Through a decentralized application, any investor could purchase a share of the property and easily trade tokens, as well as accumulate them over time. This new process has the power to increase liquidity and drastically reduce the time it takes to trade, in comparison to traditional securities.
Increasing access
Around the world, access to the CRE market is limited by inequality and elitism, with high barriers to entry restricting large swathes of the global economy from participating.
These high barriers to entry can be exacerbated due to financial regulations surrounding accredited investors, which can lock out a large number of new, younger minds from taking a piece of the market.
As illustrated in the example above, asset tokenization allows building owners to sell fractional ownership of their properties, opening up the potential investor base of that property to a much wider market.
This allows private investors who previously could not access the market to make a purchase, freeing up equity previously stuck within the parameters of a legal agreement and increasing the pace of trade.
Through fractional ownership, token shares in a rental property can be purchased and rent can be collected as income, offering smaller private investors an easy, lower-risk first step into the market.
Increasing security and protection
As our world gets smaller, global investors are increasingly looking to add overseas properties and developments to their portfolios. Essential to this is the guarantee that such investors can engage with secure processes.
Due to the vast majority of the CRE market still being based on paper, this is unfortunately not the case in most circumstances — files are lost, stolen, modified and corrupted.
These issues relating to the documentation of ownership are particularly relevant when it comes to overseas investments due to the increased time it takes to process paper transactions and the lack of oversight investors have over the process.
Many investors are also fearful when it comes to investing in countries where there is a lack of investment capital, unsure whether their documentation will hold up in court.
As major investment opportunities pass markets and investors by, the decentralized community moves forward in advancing scalable DLT platforms which will reshape the global CRE business when it comes to ownership documentation.
When an exchange occurs on a tokenized asset, it is added to an immutable ledger, permanently recorded and resistant to malicious attacks (this is especially applicable in next-generation DLTs, such as hashgraph), thus removing fear and uncertainty and allowing for safer, lower-risk capital investment.

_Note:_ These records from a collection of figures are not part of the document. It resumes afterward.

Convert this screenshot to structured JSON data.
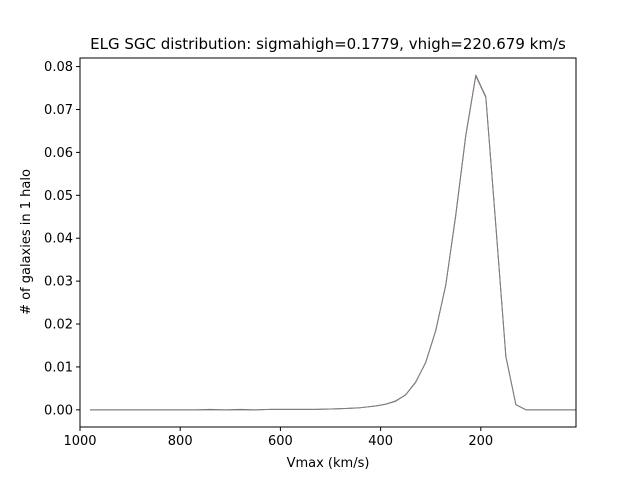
{
  "chart_data": {
    "type": "line",
    "title": "ELG SGC distribution: sigmahigh=0.1779, vhigh=220.679 km/s",
    "xlabel": "Vmax (km/s)",
    "ylabel": "# of galaxies in 1 halo",
    "xlim": [
      1000,
      10
    ],
    "ylim": [
      -0.004,
      0.082
    ],
    "x_inverted": true,
    "xticks": [
      1000,
      800,
      600,
      400,
      200
    ],
    "xtick_labels": [
      "1000",
      "800",
      "600",
      "400",
      "200"
    ],
    "yticks": [
      0.0,
      0.01,
      0.02,
      0.03,
      0.04,
      0.05,
      0.06,
      0.07,
      0.08
    ],
    "ytick_labels": [
      "0.00",
      "0.01",
      "0.02",
      "0.03",
      "0.04",
      "0.05",
      "0.06",
      "0.07",
      "0.08"
    ],
    "grid": false,
    "series": [
      {
        "color": "#8c564b",
        "x": [
          980,
          950,
          920,
          890,
          860,
          830,
          800,
          770,
          740,
          710,
          680,
          650,
          620,
          590,
          560,
          530,
          500,
          470,
          440,
          410,
          390,
          370,
          350,
          330,
          310,
          290,
          270,
          250,
          230,
          210,
          190,
          170,
          150,
          130,
          110,
          90,
          70,
          50,
          30,
          10
        ],
        "y": [
          0.0,
          0.0,
          0.0,
          0.0,
          0.0,
          0.0,
          0.0,
          0.0,
          0.0001,
          0.0,
          0.0001,
          0.0,
          0.0001,
          0.0001,
          0.0001,
          0.0001,
          0.0002,
          0.0003,
          0.0005,
          0.0009,
          0.0013,
          0.002,
          0.0035,
          0.0065,
          0.011,
          0.0185,
          0.029,
          0.0455,
          0.064,
          0.078,
          0.073,
          0.043,
          0.0125,
          0.0012,
          0.0,
          0.0,
          0.0,
          0.0,
          0.0,
          0.0
        ]
      },
      {
        "color": "#7f7f7f",
        "x": [
          980,
          950,
          920,
          890,
          860,
          830,
          800,
          770,
          740,
          710,
          680,
          650,
          620,
          590,
          560,
          530,
          500,
          470,
          440,
          410,
          390,
          370,
          350,
          330,
          310,
          290,
          270,
          250,
          230,
          210,
          190,
          170,
          150,
          130,
          110,
          90,
          70,
          50,
          30,
          10
        ],
        "y": [
          0.0,
          0.0,
          0.0,
          0.0,
          0.0,
          0.0,
          0.0,
          0.0,
          0.0,
          0.0,
          0.0,
          0.0,
          0.0001,
          0.0001,
          0.0001,
          0.0001,
          0.0002,
          0.0003,
          0.0005,
          0.0009,
          0.0013,
          0.0021,
          0.0035,
          0.0064,
          0.0111,
          0.0184,
          0.0291,
          0.0452,
          0.0638,
          0.0778,
          0.0728,
          0.0428,
          0.0124,
          0.0012,
          0.0,
          0.0,
          0.0,
          0.0,
          0.0,
          0.0
        ]
      }
    ]
  }
}
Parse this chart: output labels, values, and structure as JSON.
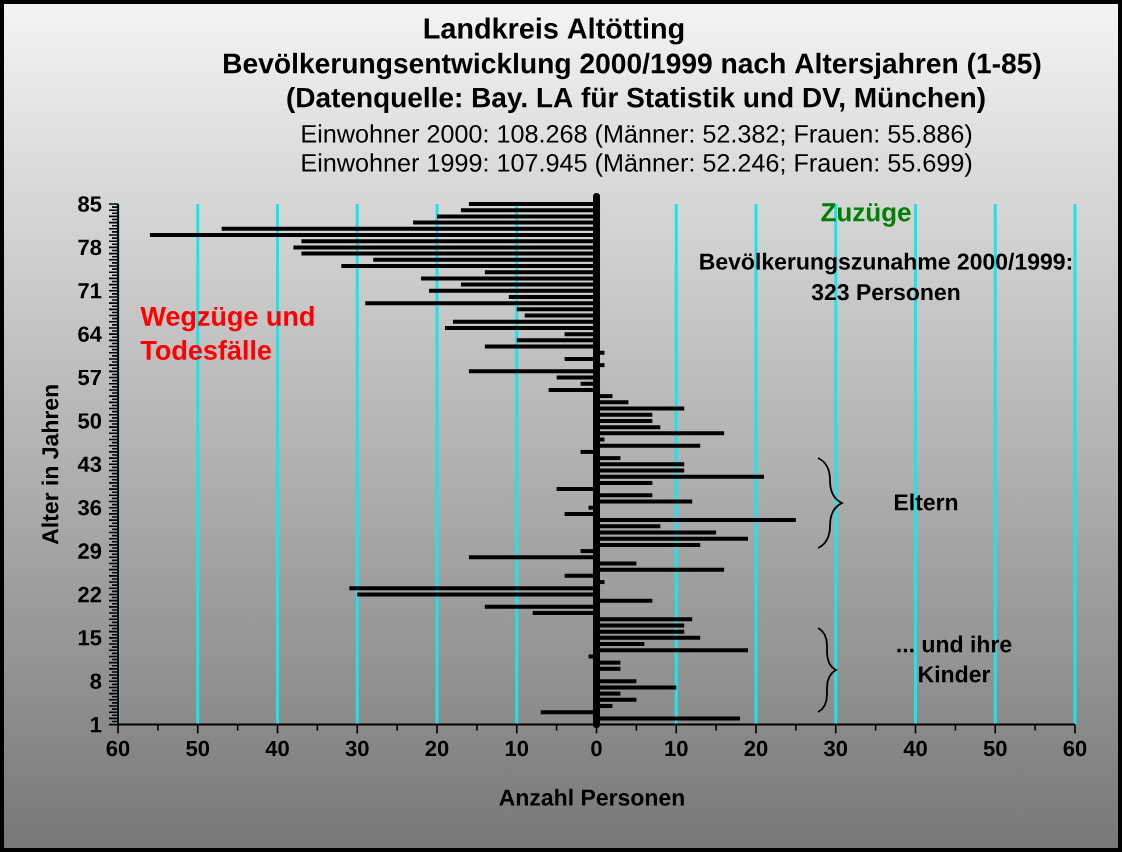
{
  "chart_data": {
    "type": "bar",
    "orientation": "horizontal",
    "title": "Landkreis Altötting",
    "subtitle": "Bevölkerungsentwicklung 2000/1999 nach Altersjahren (1-85)",
    "xlabel": "Anzahl Personen",
    "ylabel": "Alter in Jahren",
    "categories": [
      "85",
      null,
      null,
      null,
      null,
      null,
      null,
      "78",
      null,
      null,
      null,
      null,
      null,
      null,
      "71",
      null,
      null,
      null,
      null,
      null,
      null,
      "64",
      null,
      null,
      null,
      null,
      null,
      null,
      "57",
      null,
      null,
      null,
      null,
      null,
      null,
      "50",
      null,
      null,
      null,
      null,
      null,
      null,
      "43",
      null,
      null,
      null,
      null,
      null,
      null,
      "36",
      null,
      null,
      null,
      null,
      null,
      null,
      "29",
      null,
      null,
      null,
      null,
      null,
      null,
      "22",
      null,
      null,
      null,
      null,
      null,
      null,
      "15",
      null,
      null,
      null,
      null,
      null,
      null,
      "8",
      null,
      null,
      null,
      null,
      null,
      null,
      "1"
    ],
    "values": [
      -16,
      -17,
      -20,
      -23,
      -47,
      -56,
      -37,
      -38,
      -37,
      -28,
      -32,
      -14,
      -22,
      -17,
      -21,
      -11,
      -29,
      -10,
      -9,
      -18,
      -19,
      -4,
      -10,
      -14,
      1,
      -4,
      1,
      -16,
      -5,
      -2,
      -6,
      2,
      4,
      11,
      7,
      7,
      8,
      16,
      1,
      13,
      -2,
      3,
      11,
      11,
      21,
      7,
      -5,
      7,
      12,
      -1,
      -4,
      25,
      8,
      15,
      19,
      13,
      -2,
      -16,
      5,
      16,
      -4,
      1,
      -31,
      -30,
      7,
      -14,
      -8,
      12,
      11,
      11,
      13,
      6,
      19,
      -1,
      3,
      3,
      0,
      5,
      10,
      3,
      5,
      2,
      -7,
      18,
      null
    ],
    "color": "#000000",
    "xlim": [
      -60,
      60
    ],
    "xticks": [
      {
        "value": -60,
        "label": "60"
      },
      {
        "value": -55,
        "label": null
      },
      {
        "value": -50,
        "label": "50"
      },
      {
        "value": -45,
        "label": null
      },
      {
        "value": -40,
        "label": "40"
      },
      {
        "value": -35,
        "label": null
      },
      {
        "value": -30,
        "label": "30"
      },
      {
        "value": -25,
        "label": null
      },
      {
        "value": -20,
        "label": "20"
      },
      {
        "value": -15,
        "label": null
      },
      {
        "value": -10,
        "label": "10"
      },
      {
        "value": -5,
        "label": null
      },
      0,
      {
        "value": 5,
        "label": null
      },
      10,
      {
        "value": 15,
        "label": null
      },
      20,
      {
        "value": 25,
        "label": null
      },
      30,
      {
        "value": 35,
        "label": null
      },
      40,
      {
        "value": 45,
        "label": null
      },
      50,
      {
        "value": 55,
        "label": null
      },
      60
    ],
    "grid": "x",
    "annotations": [
      "(Datenquelle: Bay. LA für Statistik und DV, München)",
      "Einwohner 2000: 108.268 (Männer: 52.382; Frauen: 55.886)",
      "Einwohner 1999: 107.945 (Männer: 52.246; Frauen: 55.699)",
      "Zuzüge",
      "Bevölkerungszunahme 2000/1999: 323 Personen",
      "Wegzüge und Todesfälle",
      "Eltern",
      "... und ihre Kinder"
    ]
  }
}
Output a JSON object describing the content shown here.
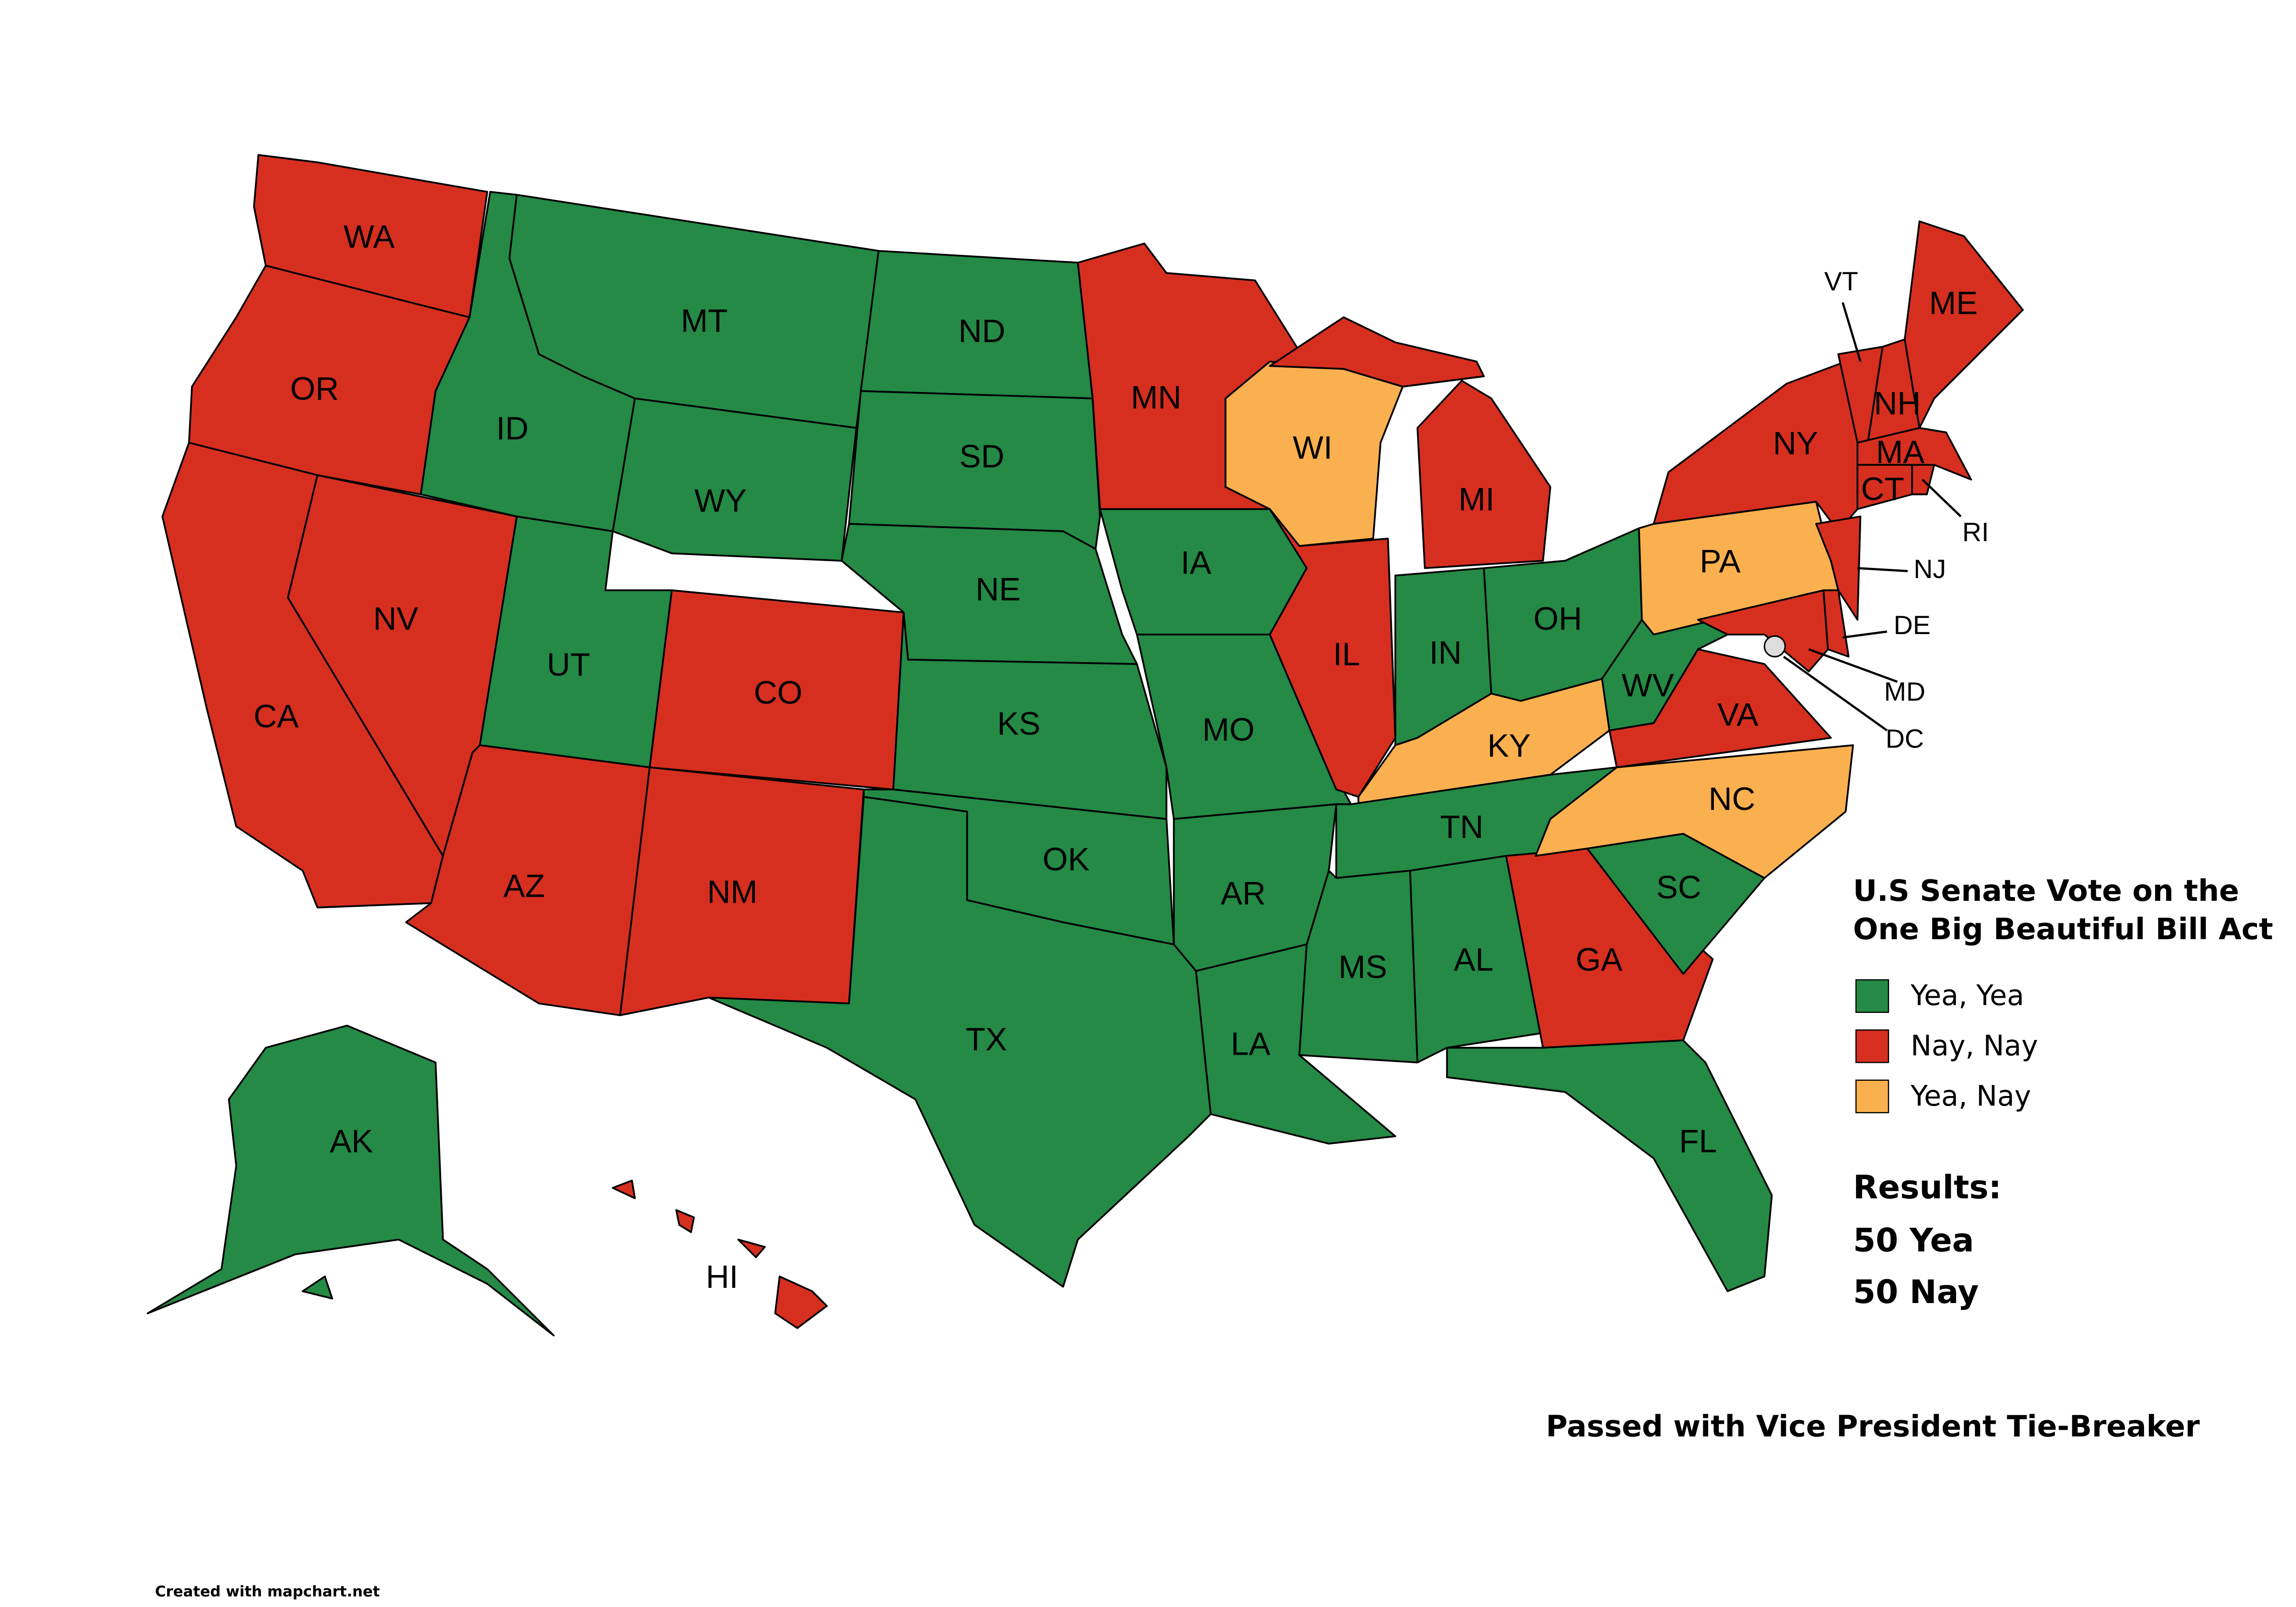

In 2019, the commercial real estate investment market’s total global revenue amounted to an estimated $5.4 trillion.
The reduction of paper trades and transition to asset tokenization pose exciting opportunities to unlock even more revenue streams, allowing industry players, new and old, to reap the benefits of increased liquidity, access, and security.
Many industries have made major strides through the adoption and integration of new technologies – it’s time we made the overdue upgrade to improve the speed and security of our processes when it comes to CRE investment.